9Poder centralizado en el Conae.
10Podemos sostener que no hubo conflicto por lo menos visible entre los directamente involucrados, es decir, los docentes, en el momento de llevarlo a la práctica. Esta afirmación no intenta ser extrema, alude a entrevistas realizadas por mí a docentes que trabajaron en las instituciones de formación docente durante la dictadura cívico-militar. Dichas entrevistas serán utilizadas para futuros trabajos.
11Curso dictado entre el 7 de noviembre de 1973 y el 6 de febrero de 1974, dedicado al poder psiquiátrico.
12En un próximo trabajo monográfico, nos detendremos en el eje de la subjetivación. El análisis

se realizará a través de las entrevistas a docentes de formación docente durante la dictadura cívico-militar.
13Esta es la primera hipótesis de trabajo de Foucault sobre el poder disciplinario. La segunda es que ese poder tiene en su especificidad una historia que eclosiona, es decir, se convierte en una forma social generalizada con el Panóptico de Bentham, que presenta con exactitud la fórmula política y técnica más general del poder disciplinador.
14Foucault entiende por singularidad somática el cuerpo, los gestos, su lugar, sus desplazamientos, su fuerza, sus discursos.
15En este caso, Allouch (2007, p. 19) está cuestionando la posición del psicoanálisis dentro de la episteme y, por otra parte, la manera en que el psicoanálisis tiene que presentarse en lo social a fin de poder subsistir, aunque fuera al modo de un parásito.
16Incluso en un trabajo sobre prensa realizado por una compañera de equipo, Aurora Saravia, se trabaja sobre cómo las imágenes son una fiel muestra de este discurso del orden público, donde se dice lo que las FF. AA. estaban haciendo por el bien de la sociedad, y esta lo acepta como normal, es decir, hay consenso en ello, o por lo menos parecería haber necesidad de consenso. Detrás de ello hay una máscara de miedo, donde esas imágenes tranquilizan. Este es el efecto del poder, dice Aurora ''ya no hay adentro y afuera''.

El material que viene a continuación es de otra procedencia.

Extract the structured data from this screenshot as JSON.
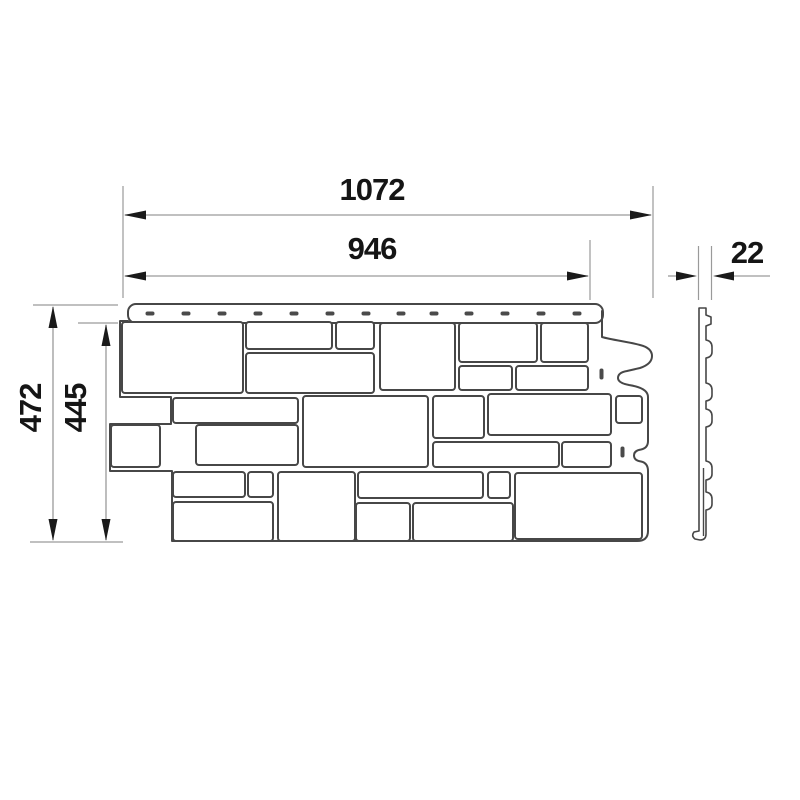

17Esta aseveración se realiza en función de entrevistas que realicé a docentes de la institución durante nuestra dictadura cívico-militar.
18Esta posición existía antes, este punto puede analizarse, quizá partiendo de dos conceptos clave: laicidad y laicismo. Tema pendiente para próximos trabajos.
19Extraído durante reuniones de trabajo sobre la línea de investigación Educación y Dictadura.
20Este trabajo nos habilitará al estudio de la conformación del ser docente en dictadura y sus resistencias. Será analizado a partir de entrevistas a docentes que trabajaron en dicha institución durante el régimen.